There are three ways to balance expenses and income in two divorced households: liquidating superfluous assets, reducing routine expenses and increasing incomes. When working with divorcing couples I encourage them to consider all three.
I begin by asking them to prepare a budget showing how they are spending their money at present, two other budgets reflecting how each proposes to live in separate households and a statement of assets and liabilities showing everything they own and everything they owe. Then we begin looking for the easy ways to cut expenses. And we begin asking whether every expenditure is really necessary? Sometimes there are obvious savings that the couple has not considered. For example, a common resource is whole life insurance the couple has had for a long time. A couple that recently consulted me had two whole life policies with net cash surrender value of $49,000. They also had $45,000 of credit card debt with minimum monthly payments they could not afford. I suggested that cheap term life insurance could easily meet the need to provide for their children and that by cashing in the policies they could get rid of all of their credit card debt.
Crushing credit card debt with 29% interest rates is a common problem that must be solved first. It often pays to cash in retirement accounts even if that incurs penalties and taxes because until the credit card monster is tamed they will have little chance to regroup. And if that is not an option some type of bankruptcy may be considered. These are generally options that the couple has never examined because they regarded them as unthinkable. But we look at every asset as a resource, even those long regarded as sacred. The same approach has to apply to expenses as well.

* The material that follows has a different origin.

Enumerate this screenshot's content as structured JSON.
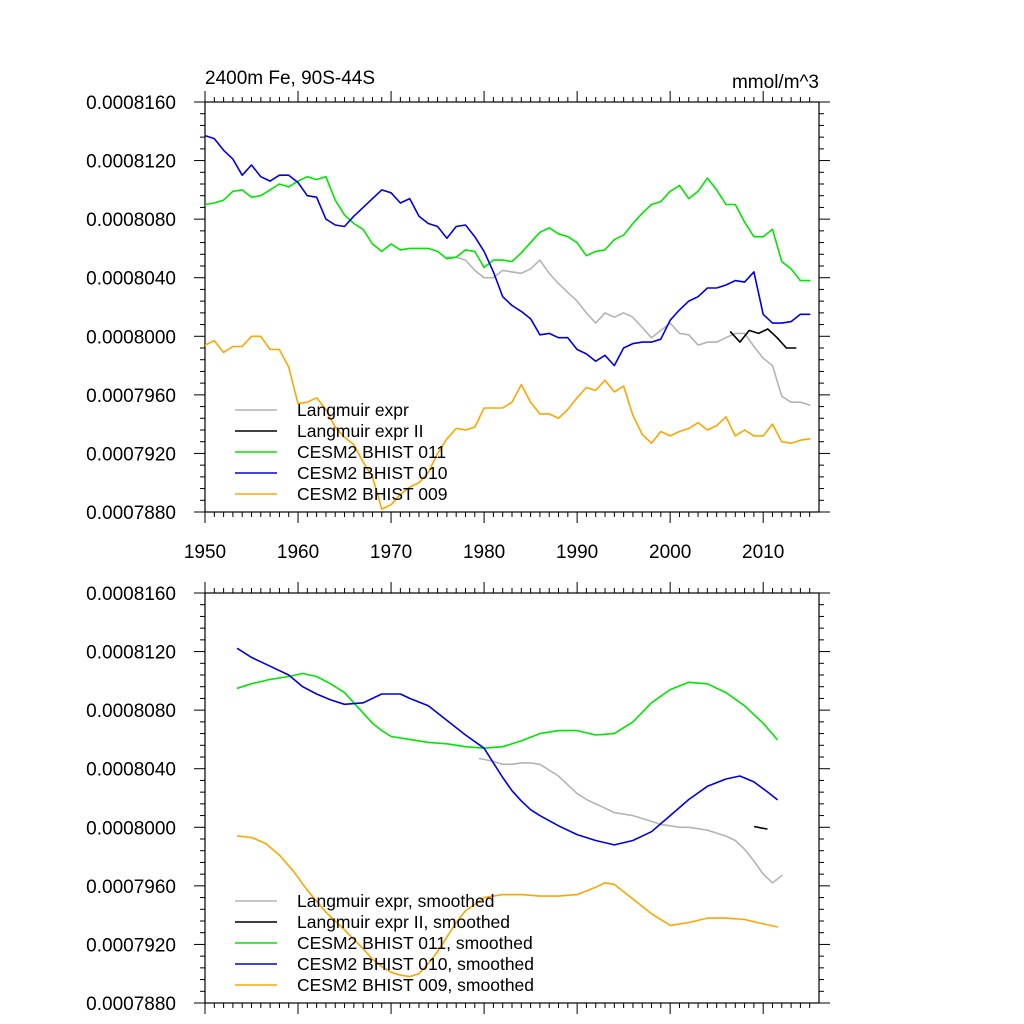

If a desperate couple is to afford a divorce all discretionary expenses have to be regarded as up for grabs. Common examples include private school tuition, 401K contributions, tithes to church, country club and pool club dues, summer camp fees, costs of children’s traveling sport activities, expenses associated with summer homes or expensive boats and many others that have been regarded as indispensable but which are in fact, discretionary. Divorce is about change, and in divorce everyone in the family, including children have to accept some change in their lives, much of which is not welcomed. For parents racked with guilt, reducing the discretionary expenses for children is often the biggest challenge. But many expensive activities from riding and skating lessons, private schools and summer camps represent the difference between staying together in misery or divorcing and starting anew.

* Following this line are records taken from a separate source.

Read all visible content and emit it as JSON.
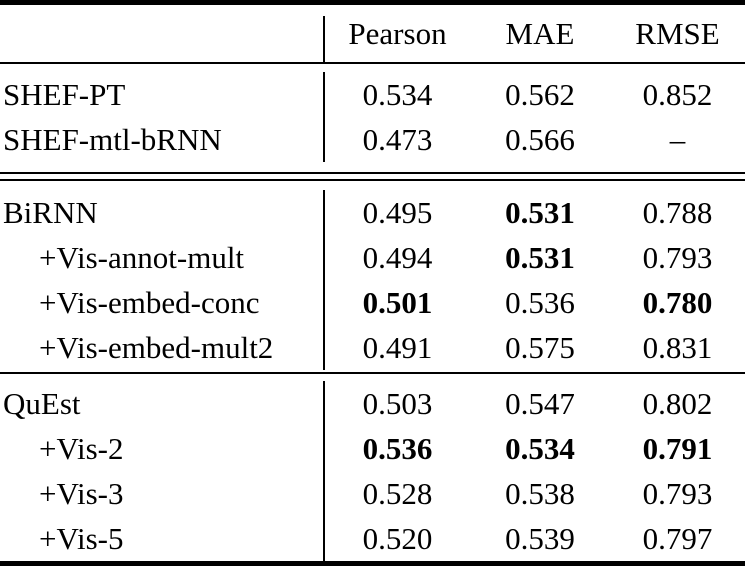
{
  "colors": {
    "text": "#000000",
    "background": "#ffffff",
    "rule": "#000000"
  },
  "header": {
    "columns": [
      "Pearson",
      "MAE",
      "RMSE"
    ]
  },
  "sections": [
    {
      "rows": [
        {
          "label": "SHEF-PT",
          "values": [
            {
              "text": "0.534",
              "style": "normal"
            },
            {
              "text": "0.562",
              "style": "normal"
            },
            {
              "text": "0.852",
              "style": "normal"
            }
          ]
        },
        {
          "label": "SHEF-mtl-bRNN",
          "values": [
            {
              "text": "0.473",
              "style": "normal"
            },
            {
              "text": "0.566",
              "style": "normal"
            },
            {
              "text": "–",
              "style": "normal"
            }
          ]
        }
      ]
    },
    {
      "rows": [
        {
          "label": "BiRNN",
          "values": [
            {
              "text": "0.495",
              "style": "normal"
            },
            {
              "text": "0.531",
              "style": "bold"
            },
            {
              "text": "0.788",
              "style": "normal"
            }
          ]
        },
        {
          "label": "+Vis-annot-mult",
          "values": [
            {
              "text": "0.494",
              "style": "normal"
            },
            {
              "text": "0.531",
              "style": "bold"
            },
            {
              "text": "0.793",
              "style": "normal"
            }
          ]
        },
        {
          "label": "+Vis-embed-conc",
          "values": [
            {
              "text": "0.501",
              "style": "bold"
            },
            {
              "text": "0.536",
              "style": "normal"
            },
            {
              "text": "0.780",
              "style": "bold"
            }
          ]
        },
        {
          "label": "+Vis-embed-mult2",
          "values": [
            {
              "text": "0.491",
              "style": "normal"
            },
            {
              "text": "0.575",
              "style": "normal"
            },
            {
              "text": "0.831",
              "style": "normal"
            }
          ]
        }
      ]
    },
    {
      "rows": [
        {
          "label": "QuEst",
          "values": [
            {
              "text": "0.503",
              "style": "normal"
            },
            {
              "text": "0.547",
              "style": "normal"
            },
            {
              "text": "0.802",
              "style": "normal"
            }
          ]
        },
        {
          "label": "+Vis-2",
          "values": [
            {
              "text": "0.536",
              "style": "bold"
            },
            {
              "text": "0.534",
              "style": "bold"
            },
            {
              "text": "0.791",
              "style": "bold"
            }
          ]
        },
        {
          "label": "+Vis-3",
          "values": [
            {
              "text": "0.528",
              "style": "normal"
            },
            {
              "text": "0.538",
              "style": "normal"
            },
            {
              "text": "0.793",
              "style": "normal"
            }
          ]
        },
        {
          "label": "+Vis-5",
          "values": [
            {
              "text": "0.520",
              "style": "normal"
            },
            {
              "text": "0.539",
              "style": "normal"
            },
            {
              "text": "0.797",
              "style": "normal"
            }
          ]
        }
      ]
    }
  ]
}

Debt reduction and budget reductions are the first two of three legs of the plan. The third is an evaluation of income. If both of you are fully employed at the maximum salaries for your industry there is little to do. But for many couples that is not the case. Either of you may have been in a holding pattern for some time, reluctant to do those things necessary to getting a raise or a higher paying job elsewhere. So now is the time to test those waters. Sometimes the wife is working part time or not at all having elected to forego income in favor of spending more time with the kids. That may no longer be practical if a full time job would make the difference between affordable divorce and staying miserably together. There are few middle class couples who can manage a divorce without two full time incomes. In some cases enhanced income is not possible without more education or training. Although a one or two year training or degree program might seem daunting, it may be the fastest route to independence and affordable divorce.
Developing a lean budget, while maximizing income requires some difficult and painful decisions. But if a marriage cannot be salvaged this may be the only realistic way to a decent ending and perhaps new and better beginnings.